'Sürece müdahale etmem doğru olmaz'

Adalet Bakanı Sadullah Ergin, Yargıtay mensuplarına ait olduğu iddia edilen ses kayıtlarına ilişkin sürecin devam ettiğini, devam eden sürece müdahalesinin doğru olmayacağını söyledi.

cumhuriyet.com.tr

Adalet Bakanı Sadullah Ergin, Türkiye Adalet Akademisi'nce düzenlenen Çağdaş Demokrasilerde Yargı ve Medya İlişkileri sempozyumundan çıkışında gazetecilerin sorularını yanıtladı. Ergin, bir gazetecinin Yargıtay mensuplarının dinlenme iddialarına ilişkin bir sorusu üzerine, "Şu anda ilgili organlarca takip ediliyor.
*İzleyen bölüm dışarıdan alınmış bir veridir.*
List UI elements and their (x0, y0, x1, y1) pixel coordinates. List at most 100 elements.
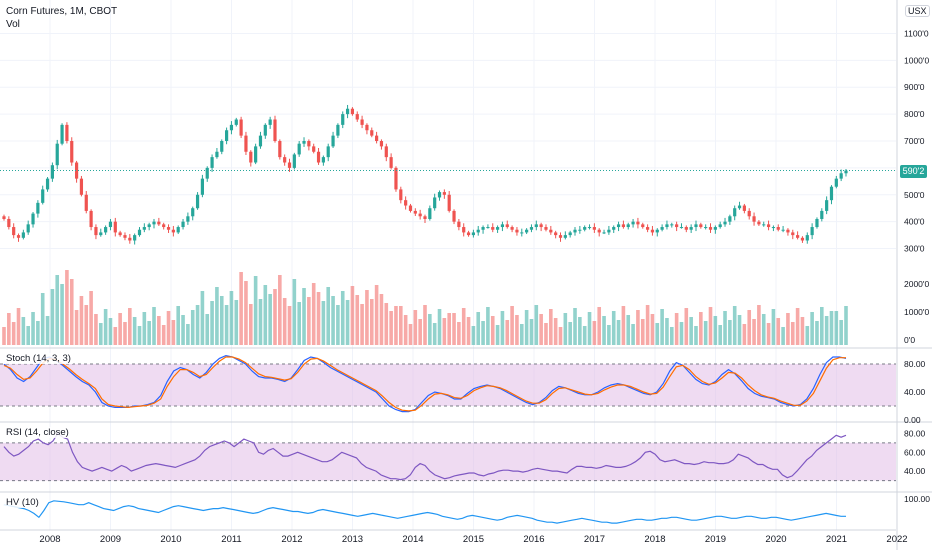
volume-bar (466, 317, 471, 345)
indicator-tick-label: 0.00 (904, 415, 921, 425)
candle-body (195, 194, 200, 209)
candle-body (312, 146, 316, 152)
volume-bar (89, 291, 93, 345)
volume-bar (137, 326, 142, 345)
candle-body (462, 227, 466, 233)
candle-body (694, 224, 698, 228)
time-axis[interactable]: 2008 2009 2010 2011 2012 2013 2014 2015 2016 2017… (0, 529, 908, 545)
volume-bar (205, 314, 210, 345)
candle-body (510, 227, 514, 230)
candle-body (384, 146, 388, 158)
volume-bar (166, 311, 171, 345)
candle-body (612, 227, 616, 230)
volume-bar (200, 291, 205, 345)
currency-badge[interactable]: USX (905, 5, 930, 17)
candle-body (834, 178, 838, 187)
indicator-tick-label: 80.00 (904, 359, 926, 369)
candle-body (345, 108, 350, 115)
volume-bar (495, 325, 500, 345)
band-fill (0, 442, 896, 481)
x-tick-label: 2016 (523, 534, 544, 545)
candle-body (815, 218, 819, 228)
candle-body (249, 151, 253, 163)
candle-body (404, 200, 408, 206)
volume-bar (558, 327, 563, 345)
volume-bar (539, 314, 543, 345)
candle-body (805, 235, 809, 241)
candle-body (336, 124, 340, 136)
stoch-label[interactable]: Stoch (14, 3, 3) (4, 353, 73, 364)
candle-body (670, 224, 674, 226)
volume-bar (292, 279, 297, 345)
candle-body (166, 227, 171, 230)
volume-bar (282, 298, 287, 345)
volume-bar (103, 309, 108, 345)
volume-bar (597, 307, 602, 345)
candle-body (365, 124, 369, 131)
volume-bar (776, 318, 781, 345)
volume-bar (728, 320, 732, 345)
volume-bar (524, 310, 529, 345)
volume-bar (824, 316, 829, 345)
x-tick-label: 2008 (39, 534, 60, 545)
volume-bar (403, 315, 408, 345)
candle-body (607, 229, 611, 233)
volume-bar (645, 305, 650, 345)
candle-body (94, 227, 98, 236)
candle-body (50, 165, 54, 179)
indicator-line (3, 432, 847, 481)
volume-bar (805, 326, 810, 345)
candle-body (45, 178, 50, 190)
candle-body (776, 227, 780, 230)
volume-bar (389, 311, 393, 345)
candle-body (26, 224, 30, 233)
candle-body (360, 119, 364, 125)
volume-bar (447, 313, 451, 345)
candle-body (665, 224, 669, 228)
candle-body (79, 178, 84, 195)
volume-bar (471, 326, 476, 345)
volume-tick-label: 0'0 (904, 335, 915, 345)
volume-bar (718, 325, 722, 345)
volume-bar (568, 322, 572, 345)
candle-body (752, 216, 756, 222)
volume-bar (360, 304, 364, 345)
volume-bar (582, 326, 587, 345)
candle-body (558, 235, 563, 238)
candle-body (307, 141, 311, 147)
candle-body (723, 221, 727, 225)
candle-body (486, 227, 490, 229)
indicator-tick-label: 60.00 (904, 447, 926, 457)
candle-body (331, 135, 335, 147)
candle-body (176, 227, 180, 233)
volume-bar (442, 318, 447, 345)
candle-body (283, 157, 287, 163)
volume-bar (694, 326, 698, 345)
volume-bar (108, 318, 113, 345)
candle-body (370, 130, 374, 136)
candle-body (104, 227, 108, 233)
price-axis[interactable]: 300'0400'0500'0600'0700'0800'0900'01000'… (896, 0, 930, 550)
volume-bar (573, 308, 577, 345)
candle-body (529, 227, 534, 230)
volume-bar (190, 310, 195, 345)
volume-tick-label: 2000'0 (904, 279, 930, 289)
hv-label[interactable]: HV (10) (4, 497, 41, 508)
candle-body (699, 224, 703, 228)
candle-body (113, 221, 117, 233)
volume-bar (94, 314, 98, 345)
volume-bar (307, 297, 311, 345)
candle-body (74, 162, 79, 179)
volume-bar (118, 313, 122, 345)
candle-body (302, 141, 306, 144)
candle-body (2, 216, 6, 219)
rsi-label[interactable]: RSI (14, close) (4, 427, 71, 438)
volume-bar (529, 319, 534, 345)
candle-body (128, 237, 132, 241)
volume-bar (219, 296, 224, 345)
x-tick-label: 2014 (402, 534, 423, 545)
candle-body (655, 229, 659, 233)
candle-body (423, 216, 427, 219)
volume-bar (340, 291, 345, 345)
Söyleyecek, ilave edecek bir şeyimiz yok şu anda. Konuya ilişkin araştırmalar devam ediyor" dedi. Ergin, bir gazetecinin, "İddialar ilgililer tarafından inkar edilmedi, yalanlanmadı. Siz konuşulanları yargıya müdahale olarak değerlendiriyor musunuz" sorusu üzerine ise sürecin işlediğini, işleyen sürece müdahale etmesinin doğru olmayacağını belirtti. Bakan Ergin, "Olaya müdahale etmek istemiyorum. Az önce de belirttiğim gibi adil yargılanma hakkına, bağımsız ve tarafsız yargı ilkesine müdahale olabilecek her türlü yorum ve nitelendirmeden kaçınmak benim birinci görevim" diye konuştu.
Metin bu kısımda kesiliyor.